The estimate for re-leading the roof dealt with the smile.

* * *

‘Made the front page again, Claire?’

‘Homing instinct,’ she said, glancing at the pulls of the front page. The Maybridge Wish-List fairy might be draped over the masthead, but it was her story that was the lead. ‘“Closed for Fun…” It has a nice ring to it, don’t you think?’ she said, doing her best to sound enthusiastic.

‘It was a slow news day.’ Tim Mayhew, the sports editor, made a virtue of being a grouch.

‘This is Maybridge, Tim. It’s always a slow news day. The ambitious journalist has to get out there and create her headlines.’

That would be the journalist who was desperate to hang on to her job. The journalist who wished she hadn’t promised the news editor a constant feed of Hal North stories.

‘There’s nothing wrong with ambition,’ Tim said, ‘but you’re going to have to come up with something better than local landowner closes footpath if you’re going to repeat your local-boy-makes-good coup.’

She didn’t need him to tell her that. Brian was already on her case.

‘It’s not the footpath that makes the story, Tim, it’s the “new,” “millionaire” and “landowner” that does the business.’ Along with the tall, dark. The classically handsome element was cancelled out by rich and available.

‘People will soon get fed up of being fed a diet of Hal North stories.’

The sooner the better. She couldn’t wait to get back to the WI meetings, meanwhile…

‘I’ve just heard that he’s cancelled the traditional Teddy Bears Picnic. Just who the heck does think he is?’ she asked, trying to put some real feeling into it.

‘Henry North? New millionaire landowner?’ he said, quoting her own words back at her.

She stared at the front-page picture of the pile of scrap metal blocking the footpath across the Cranbrook estate.

The photographer had used a marker to write “Closed For Fun” on a piece of cardboard and propped it against a handy piece of junk. It made a great picture, she didn’t deny it. And Brian had found a photograph of Hal at a white-tie dinner. The juxtaposition suggested arrogance, distance, a man who didn’t care.

Tim grunted. ‘Personally, I don’t blame him for refusing to have dozens of kids running riot on his newly acquired country estate.’
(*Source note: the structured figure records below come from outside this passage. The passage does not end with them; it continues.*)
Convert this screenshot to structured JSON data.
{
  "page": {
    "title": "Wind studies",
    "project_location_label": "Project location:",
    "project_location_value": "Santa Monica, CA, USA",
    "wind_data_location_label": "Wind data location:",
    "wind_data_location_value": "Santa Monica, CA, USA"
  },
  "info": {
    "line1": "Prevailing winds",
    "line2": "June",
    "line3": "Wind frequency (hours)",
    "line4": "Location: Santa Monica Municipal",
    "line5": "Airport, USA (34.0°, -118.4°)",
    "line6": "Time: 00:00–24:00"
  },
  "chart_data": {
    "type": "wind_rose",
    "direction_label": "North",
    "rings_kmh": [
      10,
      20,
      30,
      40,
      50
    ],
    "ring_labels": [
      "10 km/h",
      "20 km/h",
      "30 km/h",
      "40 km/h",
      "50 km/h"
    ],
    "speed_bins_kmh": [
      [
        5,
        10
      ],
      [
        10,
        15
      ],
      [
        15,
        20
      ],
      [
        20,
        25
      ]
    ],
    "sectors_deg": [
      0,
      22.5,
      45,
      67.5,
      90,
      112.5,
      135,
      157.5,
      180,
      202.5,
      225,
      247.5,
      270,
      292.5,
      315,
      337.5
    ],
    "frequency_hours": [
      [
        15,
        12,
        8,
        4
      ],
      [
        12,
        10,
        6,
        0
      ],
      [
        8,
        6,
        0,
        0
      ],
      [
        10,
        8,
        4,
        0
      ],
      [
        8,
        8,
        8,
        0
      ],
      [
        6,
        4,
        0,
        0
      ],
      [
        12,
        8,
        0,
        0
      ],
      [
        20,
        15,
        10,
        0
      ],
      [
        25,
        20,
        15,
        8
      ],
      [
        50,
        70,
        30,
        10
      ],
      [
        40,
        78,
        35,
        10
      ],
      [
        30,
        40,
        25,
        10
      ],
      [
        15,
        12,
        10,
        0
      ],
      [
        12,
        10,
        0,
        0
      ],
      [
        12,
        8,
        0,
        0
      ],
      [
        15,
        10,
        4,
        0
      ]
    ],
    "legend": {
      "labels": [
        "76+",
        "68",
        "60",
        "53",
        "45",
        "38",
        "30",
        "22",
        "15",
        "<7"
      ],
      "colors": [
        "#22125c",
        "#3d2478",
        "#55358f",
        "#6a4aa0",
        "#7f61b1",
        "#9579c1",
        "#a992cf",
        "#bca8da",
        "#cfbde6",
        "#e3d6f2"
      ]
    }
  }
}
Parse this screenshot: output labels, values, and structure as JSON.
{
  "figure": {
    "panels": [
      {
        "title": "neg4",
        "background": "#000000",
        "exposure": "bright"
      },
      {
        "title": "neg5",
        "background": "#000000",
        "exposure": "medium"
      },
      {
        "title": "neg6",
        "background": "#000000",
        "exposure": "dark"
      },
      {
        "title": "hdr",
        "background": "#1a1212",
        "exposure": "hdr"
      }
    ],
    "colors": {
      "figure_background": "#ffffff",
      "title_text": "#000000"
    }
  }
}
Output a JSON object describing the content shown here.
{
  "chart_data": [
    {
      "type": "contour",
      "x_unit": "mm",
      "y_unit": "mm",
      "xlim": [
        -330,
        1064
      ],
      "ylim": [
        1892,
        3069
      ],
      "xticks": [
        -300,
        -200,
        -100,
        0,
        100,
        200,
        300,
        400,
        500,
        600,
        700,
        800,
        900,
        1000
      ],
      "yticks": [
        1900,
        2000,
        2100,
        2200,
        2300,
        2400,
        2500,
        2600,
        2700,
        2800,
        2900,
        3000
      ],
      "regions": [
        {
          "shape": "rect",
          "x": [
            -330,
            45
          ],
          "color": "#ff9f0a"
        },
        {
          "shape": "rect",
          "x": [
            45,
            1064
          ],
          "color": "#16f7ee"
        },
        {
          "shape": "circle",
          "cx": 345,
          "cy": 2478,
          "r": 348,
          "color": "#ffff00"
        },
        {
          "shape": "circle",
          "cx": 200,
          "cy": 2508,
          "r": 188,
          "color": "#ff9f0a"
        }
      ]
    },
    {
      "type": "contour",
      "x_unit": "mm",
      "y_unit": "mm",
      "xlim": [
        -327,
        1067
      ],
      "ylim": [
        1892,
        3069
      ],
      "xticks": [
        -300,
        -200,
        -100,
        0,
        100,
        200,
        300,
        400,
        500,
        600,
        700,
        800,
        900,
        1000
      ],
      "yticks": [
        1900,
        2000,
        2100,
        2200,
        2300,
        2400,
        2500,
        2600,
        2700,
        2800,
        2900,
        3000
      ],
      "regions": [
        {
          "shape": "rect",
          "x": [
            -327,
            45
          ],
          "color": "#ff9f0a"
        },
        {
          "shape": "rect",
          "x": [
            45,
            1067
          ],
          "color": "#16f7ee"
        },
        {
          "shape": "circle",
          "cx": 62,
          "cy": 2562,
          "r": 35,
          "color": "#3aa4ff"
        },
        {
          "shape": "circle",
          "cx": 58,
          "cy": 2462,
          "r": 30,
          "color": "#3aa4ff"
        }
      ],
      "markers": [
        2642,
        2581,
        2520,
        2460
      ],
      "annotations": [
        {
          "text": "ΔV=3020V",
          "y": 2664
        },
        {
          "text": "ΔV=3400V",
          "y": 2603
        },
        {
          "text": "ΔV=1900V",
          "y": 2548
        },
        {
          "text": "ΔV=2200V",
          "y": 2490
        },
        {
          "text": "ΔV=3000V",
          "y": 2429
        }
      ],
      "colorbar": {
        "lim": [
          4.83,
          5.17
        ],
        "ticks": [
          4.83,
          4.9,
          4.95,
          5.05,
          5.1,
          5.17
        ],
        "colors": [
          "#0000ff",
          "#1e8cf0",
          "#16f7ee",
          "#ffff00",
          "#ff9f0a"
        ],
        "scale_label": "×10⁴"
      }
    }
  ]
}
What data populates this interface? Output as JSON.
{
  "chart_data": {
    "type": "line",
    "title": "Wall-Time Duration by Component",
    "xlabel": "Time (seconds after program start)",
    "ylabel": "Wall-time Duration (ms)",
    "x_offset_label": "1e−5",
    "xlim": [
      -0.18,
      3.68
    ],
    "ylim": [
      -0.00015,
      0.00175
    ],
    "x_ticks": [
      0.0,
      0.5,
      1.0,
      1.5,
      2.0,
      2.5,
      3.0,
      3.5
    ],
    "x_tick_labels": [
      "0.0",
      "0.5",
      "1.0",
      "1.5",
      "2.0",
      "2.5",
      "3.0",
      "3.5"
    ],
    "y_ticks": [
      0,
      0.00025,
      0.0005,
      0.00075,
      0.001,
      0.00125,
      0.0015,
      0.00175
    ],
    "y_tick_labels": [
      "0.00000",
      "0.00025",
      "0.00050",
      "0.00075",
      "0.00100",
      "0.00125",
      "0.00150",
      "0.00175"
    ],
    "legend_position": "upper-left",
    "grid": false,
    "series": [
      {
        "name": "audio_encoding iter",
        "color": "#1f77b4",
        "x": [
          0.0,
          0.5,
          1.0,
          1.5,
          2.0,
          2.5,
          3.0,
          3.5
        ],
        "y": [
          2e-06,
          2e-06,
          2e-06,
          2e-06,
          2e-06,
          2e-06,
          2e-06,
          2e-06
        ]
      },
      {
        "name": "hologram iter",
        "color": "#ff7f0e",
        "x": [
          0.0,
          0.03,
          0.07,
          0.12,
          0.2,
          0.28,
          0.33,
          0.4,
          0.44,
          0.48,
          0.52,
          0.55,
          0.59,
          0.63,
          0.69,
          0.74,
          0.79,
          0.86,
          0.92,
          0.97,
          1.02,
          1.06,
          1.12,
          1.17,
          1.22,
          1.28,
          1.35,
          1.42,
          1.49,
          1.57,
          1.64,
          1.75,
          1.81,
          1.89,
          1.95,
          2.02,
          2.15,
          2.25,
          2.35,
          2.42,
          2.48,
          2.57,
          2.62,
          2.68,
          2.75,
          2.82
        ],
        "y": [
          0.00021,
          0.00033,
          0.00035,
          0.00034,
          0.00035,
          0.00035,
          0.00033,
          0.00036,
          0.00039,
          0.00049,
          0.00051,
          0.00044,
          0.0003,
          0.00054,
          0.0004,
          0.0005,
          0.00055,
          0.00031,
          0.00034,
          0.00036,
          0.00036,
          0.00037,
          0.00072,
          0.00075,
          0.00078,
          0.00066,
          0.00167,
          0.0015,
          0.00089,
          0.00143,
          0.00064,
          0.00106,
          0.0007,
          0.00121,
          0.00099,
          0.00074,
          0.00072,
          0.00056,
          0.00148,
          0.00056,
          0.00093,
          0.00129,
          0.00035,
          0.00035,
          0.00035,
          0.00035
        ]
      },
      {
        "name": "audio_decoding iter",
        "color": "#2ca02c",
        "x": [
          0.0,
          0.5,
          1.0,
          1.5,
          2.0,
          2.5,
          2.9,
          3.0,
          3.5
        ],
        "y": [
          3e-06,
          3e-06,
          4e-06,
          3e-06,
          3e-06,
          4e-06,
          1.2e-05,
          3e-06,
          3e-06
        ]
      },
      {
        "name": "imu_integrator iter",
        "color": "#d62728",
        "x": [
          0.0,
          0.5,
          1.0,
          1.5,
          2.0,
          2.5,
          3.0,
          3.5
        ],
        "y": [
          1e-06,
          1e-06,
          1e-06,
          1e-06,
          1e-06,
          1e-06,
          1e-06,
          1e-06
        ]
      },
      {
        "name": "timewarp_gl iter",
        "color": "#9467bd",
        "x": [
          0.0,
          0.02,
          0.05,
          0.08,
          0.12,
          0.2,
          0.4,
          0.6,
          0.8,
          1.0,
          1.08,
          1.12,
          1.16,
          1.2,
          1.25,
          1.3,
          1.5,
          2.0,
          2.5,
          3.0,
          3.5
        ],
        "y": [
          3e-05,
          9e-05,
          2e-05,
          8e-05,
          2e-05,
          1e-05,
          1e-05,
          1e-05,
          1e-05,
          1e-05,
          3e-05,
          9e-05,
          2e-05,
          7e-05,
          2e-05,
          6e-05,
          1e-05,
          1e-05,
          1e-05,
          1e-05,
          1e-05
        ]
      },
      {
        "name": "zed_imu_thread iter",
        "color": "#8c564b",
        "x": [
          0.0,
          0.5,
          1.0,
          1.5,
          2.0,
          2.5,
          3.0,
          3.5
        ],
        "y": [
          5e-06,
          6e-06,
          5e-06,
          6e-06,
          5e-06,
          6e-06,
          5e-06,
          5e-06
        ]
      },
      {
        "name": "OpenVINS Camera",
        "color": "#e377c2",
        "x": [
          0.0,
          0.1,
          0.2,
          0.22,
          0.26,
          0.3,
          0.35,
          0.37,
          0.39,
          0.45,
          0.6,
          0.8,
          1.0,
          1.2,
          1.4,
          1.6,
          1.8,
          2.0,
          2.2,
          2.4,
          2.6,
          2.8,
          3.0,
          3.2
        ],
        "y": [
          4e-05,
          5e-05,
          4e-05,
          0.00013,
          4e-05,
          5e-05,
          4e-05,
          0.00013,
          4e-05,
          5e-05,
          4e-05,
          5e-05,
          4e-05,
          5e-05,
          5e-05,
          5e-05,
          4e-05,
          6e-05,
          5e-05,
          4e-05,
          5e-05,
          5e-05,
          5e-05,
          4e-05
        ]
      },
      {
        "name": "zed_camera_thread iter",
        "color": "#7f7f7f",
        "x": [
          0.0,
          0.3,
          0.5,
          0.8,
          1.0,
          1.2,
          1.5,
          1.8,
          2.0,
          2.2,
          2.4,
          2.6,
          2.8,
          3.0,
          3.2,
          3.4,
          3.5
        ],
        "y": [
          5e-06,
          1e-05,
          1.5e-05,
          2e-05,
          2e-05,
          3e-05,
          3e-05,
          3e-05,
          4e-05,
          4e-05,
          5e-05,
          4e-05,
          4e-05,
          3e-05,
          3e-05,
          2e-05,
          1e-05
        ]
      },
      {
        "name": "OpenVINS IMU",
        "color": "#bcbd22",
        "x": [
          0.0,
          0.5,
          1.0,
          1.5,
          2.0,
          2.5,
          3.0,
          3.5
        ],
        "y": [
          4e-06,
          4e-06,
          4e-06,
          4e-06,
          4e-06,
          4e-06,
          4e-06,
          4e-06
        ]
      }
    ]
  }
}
‘Next to you the Grinch is warm and cuddly.’

Hal wasn’t like that.

She mentally rolled her eyes. She kept telling herself that ‘Hal wasn’t like that’; she hadn’t a clue what he was like. All she had was this fantasy figure she’d created in her head—a cross between Prince Charming and the Beast. And if she’d cast herself in the role of Beauty, it was because she’d been a kid and didn’t know any better.

What she did know was that it hadn’t been ‘Mr Henry North, millionaire businessman’ who’d mocked her, reminded her that she had once had a goal in life. A place at a good university, every advantage, and she’d wasted it. And it sure as heck hadn’t been ‘Mr Henry North, millionaire businessman’ who’d kissed her socks off. Well, her tights, anyway…

That had most definitely been Hal North, Cranbrook bad boy, doing what he did as naturally as breathing. She’d put his bad temper down to the fact that she’d run into him. That must have hurt. But having reinvented himself it must have come as quite a shock to discover that she was still on the estate and working for the local newspaper.

He’d got off lightly, she reminded herself.